カカシ「ーーで、ーーだよ。ーーだから。あとはキリ次第かな」

キリ「そう……ですか」


カカシは、キリが気を失った後の出来事を、ひとつずつ丁寧に説明してくれた。


全員、無事でいること。

イチカたちは、樹の里のみんなが心配しているだろうからと、報告に戻ったこと。

ナガレたちは、カカシの監視下で拘束されていること。

キリたちは、ナガレに騙され、そして愛されていたこと。


シカマルが、キリのことをとても心配して帰りを待っていること。


キリ「……カカシさん……私、は」


まずみんなが無事でいた事に安堵して。

実験体として使用されていたことが悲しくて。あの日、自分が里のみんなに手をかけた感触が蘇って。

全て仕組まれていたことだとわかった今、後悔と、謝罪と、絶望が入り混じって。


本当にいくつもの感情が、重なり合って絡まって、今の気持ちをどう表していいのかわからなかった。
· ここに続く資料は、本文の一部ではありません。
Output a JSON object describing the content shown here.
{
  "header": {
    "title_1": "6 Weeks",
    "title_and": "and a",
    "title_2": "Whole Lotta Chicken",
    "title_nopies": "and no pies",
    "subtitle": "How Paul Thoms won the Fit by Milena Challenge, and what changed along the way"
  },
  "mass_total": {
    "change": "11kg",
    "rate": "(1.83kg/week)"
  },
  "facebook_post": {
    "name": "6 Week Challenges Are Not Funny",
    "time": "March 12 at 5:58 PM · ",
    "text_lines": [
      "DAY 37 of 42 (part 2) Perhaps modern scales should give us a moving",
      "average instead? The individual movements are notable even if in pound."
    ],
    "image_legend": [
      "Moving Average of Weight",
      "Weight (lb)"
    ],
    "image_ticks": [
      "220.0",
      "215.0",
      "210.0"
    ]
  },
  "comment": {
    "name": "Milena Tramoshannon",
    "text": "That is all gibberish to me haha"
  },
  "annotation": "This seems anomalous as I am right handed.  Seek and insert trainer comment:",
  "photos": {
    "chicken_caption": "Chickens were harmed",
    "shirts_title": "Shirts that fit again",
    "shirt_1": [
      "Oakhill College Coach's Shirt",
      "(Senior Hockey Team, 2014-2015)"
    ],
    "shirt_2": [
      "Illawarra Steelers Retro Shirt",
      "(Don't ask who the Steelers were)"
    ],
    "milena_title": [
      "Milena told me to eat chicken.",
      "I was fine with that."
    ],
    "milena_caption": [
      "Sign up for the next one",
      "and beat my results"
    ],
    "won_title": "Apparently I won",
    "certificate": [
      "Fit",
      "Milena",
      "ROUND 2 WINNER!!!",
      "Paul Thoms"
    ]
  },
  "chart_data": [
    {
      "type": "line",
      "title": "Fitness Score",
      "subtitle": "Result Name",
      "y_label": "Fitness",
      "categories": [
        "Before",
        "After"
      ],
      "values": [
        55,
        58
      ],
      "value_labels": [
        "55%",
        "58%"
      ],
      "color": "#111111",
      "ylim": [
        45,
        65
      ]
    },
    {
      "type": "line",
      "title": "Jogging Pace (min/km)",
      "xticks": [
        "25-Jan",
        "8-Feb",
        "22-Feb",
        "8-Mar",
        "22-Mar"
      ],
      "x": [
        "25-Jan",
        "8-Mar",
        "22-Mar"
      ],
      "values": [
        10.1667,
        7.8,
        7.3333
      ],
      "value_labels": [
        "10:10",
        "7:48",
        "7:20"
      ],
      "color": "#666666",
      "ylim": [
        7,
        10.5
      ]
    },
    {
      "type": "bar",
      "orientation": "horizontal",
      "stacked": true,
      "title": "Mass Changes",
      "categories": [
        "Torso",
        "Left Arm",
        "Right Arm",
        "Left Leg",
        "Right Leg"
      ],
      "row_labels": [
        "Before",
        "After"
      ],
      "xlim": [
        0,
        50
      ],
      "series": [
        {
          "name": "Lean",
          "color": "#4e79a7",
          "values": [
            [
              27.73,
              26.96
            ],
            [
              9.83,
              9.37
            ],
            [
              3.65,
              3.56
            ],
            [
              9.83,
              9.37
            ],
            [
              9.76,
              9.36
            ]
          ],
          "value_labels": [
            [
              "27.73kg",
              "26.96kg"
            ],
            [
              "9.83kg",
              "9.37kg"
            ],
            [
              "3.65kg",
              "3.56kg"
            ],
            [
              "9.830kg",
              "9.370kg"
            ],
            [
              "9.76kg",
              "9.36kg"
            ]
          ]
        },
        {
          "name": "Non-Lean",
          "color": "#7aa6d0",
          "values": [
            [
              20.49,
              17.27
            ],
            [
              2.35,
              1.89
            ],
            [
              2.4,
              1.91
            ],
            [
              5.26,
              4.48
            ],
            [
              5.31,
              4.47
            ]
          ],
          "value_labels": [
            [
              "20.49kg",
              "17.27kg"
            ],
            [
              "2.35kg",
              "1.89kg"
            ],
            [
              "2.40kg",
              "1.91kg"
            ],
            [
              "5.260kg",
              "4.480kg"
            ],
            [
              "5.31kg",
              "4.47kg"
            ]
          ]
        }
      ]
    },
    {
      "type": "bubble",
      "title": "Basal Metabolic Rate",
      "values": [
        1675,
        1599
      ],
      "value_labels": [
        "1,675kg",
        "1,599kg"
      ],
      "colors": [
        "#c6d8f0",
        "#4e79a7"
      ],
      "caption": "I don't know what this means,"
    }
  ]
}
騒動を起こした犯人であるナガレを、今後どうしたいのか。そうカカシは尋ねた。


カカシ「俺が身柄を押さえてもいいけど、なにせした事が事だからね。キリが許せないなら……それでもいいと思うよ」


キリには、その資格があると判断を委ねられて、キリは黙り込んだ。

ハッキリとは口にしていないが、許せないのならば、その命をもって償ってもらえばいいと、そう言っているのだろう。


キリ「……カカシさんに、お願いしてもいいですか」

しばらくの沈黙の後に、そうこぼせば「本当にそれでいいのか」と、再確認をされる。


キリ「はい」


騙されていた事実は、もちろん悲しくて、心は痛い。

だが、愛されてもいたと聞いた瞬間、良かったとそう思った。

それがどこまでなのか、自分にはわからないけれど。あの優しさや笑顔の全てが、嘘ではなかった事が嬉しかった。


全く恨んでいない。とは、言えないが、ナガレを殺したいとは思わなかった。